A play, being hosted at Gateway Covenant Church on May 24, will teach people about restorative justice.
Theatre on the Beat, an Ontario-based group will put on the play, called Forgiven/Forgotten, in conjunction with the Mennonite Central Committee.
“It is a play that deals with an inmate who is coming out of jail and the community is in turmoil because of it,” said Ryan Siemens, reverend at Grace Mennonite Church. “It asks questions on how can we best deal or integrate an inmate in the healthiest way.”
Siemens is the chair of two restorative justice committees -- Person to Person and Circles of Support and Accountability. Person to Person is a prison visitation program the Mennonite Church has been involved with for 38 years and Circles of Support works with high-risk offenders who have been released back into society.

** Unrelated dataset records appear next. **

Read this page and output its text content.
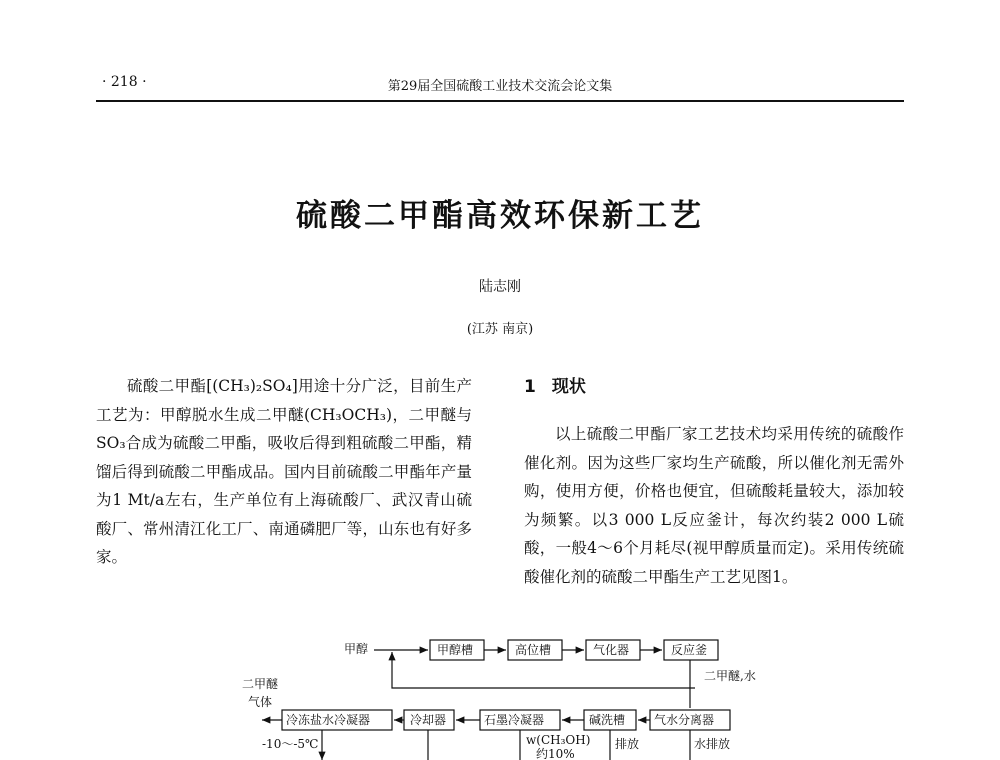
· 218 ·	第29届全国硫酸工业技术交流会论文集
硫酸二甲酯高效环保新工艺
陆志刚
(江苏 南京)
硫酸二甲酯[(CH₃)₂SO₄]用途十分广泛，目前生产工艺为：甲醇脱水生成二甲醚(CH₃OCH₃)，二甲醚与SO₃合成为硫酸二甲酯，吸收后得到粗硫酸二甲酯，精馏后得到硫酸二甲酯成品。国内目前硫酸二甲酯年产量为1 Mt/a左右，生产单位有上海硫酸厂、武汉青山硫酸厂、常州清江化工厂、南通磷肥厂等，山东也有好多家。
1 现状
以上硫酸二甲酯厂家工艺技术均采用传统的硫酸作催化剂。因为这些厂家均生产硫酸，所以催化剂无需外购，使用方便，价格也便宜，但硫酸耗量较大，添加较为频繁。以3 000 L反应釜计，每次约装2 000 L硫酸，一般4～6个月耗尽(视甲醇质量而定)。采用传统硫酸催化剂的硫酸二甲酯生产工艺见图1。
甲醇	甲醇槽	高位槽	气化器	反应釜
二甲醚,水
二甲醚
气体
冷冻盐水冷凝器	冷却器	石墨冷凝器	碱洗槽 气水分离器
-10～-5℃	w(CH₃OH)
约10%
排放	水排放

“We find that these ex-inmates when they have a group that holds them accountable -- a community around them -- most of them do not recommit,” Siemens said.
Restorative justice, Siemens explained, is different from retributive justice.

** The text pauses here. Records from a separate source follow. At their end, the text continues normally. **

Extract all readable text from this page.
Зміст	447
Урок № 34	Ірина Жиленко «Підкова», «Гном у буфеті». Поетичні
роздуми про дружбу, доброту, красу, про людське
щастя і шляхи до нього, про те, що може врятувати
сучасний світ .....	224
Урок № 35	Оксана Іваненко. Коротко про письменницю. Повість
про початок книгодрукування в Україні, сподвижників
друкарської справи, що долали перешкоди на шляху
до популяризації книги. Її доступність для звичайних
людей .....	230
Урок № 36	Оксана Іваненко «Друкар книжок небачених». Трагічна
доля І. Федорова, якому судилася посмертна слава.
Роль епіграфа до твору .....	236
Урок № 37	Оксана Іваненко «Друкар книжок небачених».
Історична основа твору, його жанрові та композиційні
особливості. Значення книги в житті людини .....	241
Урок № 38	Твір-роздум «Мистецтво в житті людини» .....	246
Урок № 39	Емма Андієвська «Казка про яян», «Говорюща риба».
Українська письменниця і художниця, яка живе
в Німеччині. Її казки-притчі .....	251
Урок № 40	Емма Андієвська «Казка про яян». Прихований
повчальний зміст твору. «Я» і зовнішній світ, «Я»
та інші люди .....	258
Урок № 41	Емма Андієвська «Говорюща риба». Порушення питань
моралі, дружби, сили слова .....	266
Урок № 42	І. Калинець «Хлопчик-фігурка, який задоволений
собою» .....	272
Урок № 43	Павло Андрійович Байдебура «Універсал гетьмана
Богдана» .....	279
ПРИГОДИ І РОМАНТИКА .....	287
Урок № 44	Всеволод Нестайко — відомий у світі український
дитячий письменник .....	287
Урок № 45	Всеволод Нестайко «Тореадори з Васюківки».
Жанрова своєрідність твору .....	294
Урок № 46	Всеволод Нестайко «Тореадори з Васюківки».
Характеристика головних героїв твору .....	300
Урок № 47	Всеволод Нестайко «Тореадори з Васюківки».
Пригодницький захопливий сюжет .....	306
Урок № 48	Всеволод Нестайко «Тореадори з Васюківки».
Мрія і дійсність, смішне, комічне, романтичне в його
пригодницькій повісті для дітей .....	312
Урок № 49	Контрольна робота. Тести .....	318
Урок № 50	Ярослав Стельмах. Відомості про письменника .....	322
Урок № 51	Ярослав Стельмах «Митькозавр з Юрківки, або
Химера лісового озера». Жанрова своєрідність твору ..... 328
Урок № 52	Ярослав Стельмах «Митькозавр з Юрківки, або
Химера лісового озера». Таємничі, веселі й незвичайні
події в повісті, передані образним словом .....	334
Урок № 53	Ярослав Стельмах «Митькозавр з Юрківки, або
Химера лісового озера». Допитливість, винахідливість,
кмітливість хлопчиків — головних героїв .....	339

“The premise of restorative justice is the idea that when a crime is committed the relationship of the community has been offended against and it seeks to restore what has been taken away,” Siemens said. “It focuses more on relationship than it does on criminality and law.”

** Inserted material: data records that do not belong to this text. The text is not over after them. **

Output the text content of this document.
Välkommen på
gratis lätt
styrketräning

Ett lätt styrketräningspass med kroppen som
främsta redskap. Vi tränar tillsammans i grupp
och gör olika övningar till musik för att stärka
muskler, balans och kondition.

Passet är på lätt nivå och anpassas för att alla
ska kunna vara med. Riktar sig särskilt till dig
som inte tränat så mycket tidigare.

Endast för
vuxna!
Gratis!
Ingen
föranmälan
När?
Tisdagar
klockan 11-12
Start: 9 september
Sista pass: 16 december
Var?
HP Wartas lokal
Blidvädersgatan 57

He said restorative justice is an important subject for people to learn more about.
“(It is) especially for Prince Albert being a prison town and the fact that a lot of released guys do stay here, are there better ways we can integrate them into society,” Siemens said.
He hopes the play will help raise questions and help eliminate some of the prejudice communities have against former inmates since 95 per cent of all inmates are eventually released from prison.
“I haven’t actually seen the play, but some of the questions we can maybe talk about after are to dispel some of the fear that motivates our reaction and action towards inmates,” Siemens said. “Most criminals we have dealt with have been victims at some point so they don’t know how to create a healthy community. Most people who are on the straight and narrow have some form of healthy community so by creating healthy community our hope is that these guys do not reoffend, which creates less victims.”
There is no set charge for tickets, Siemens said. They will be available at the door by donation.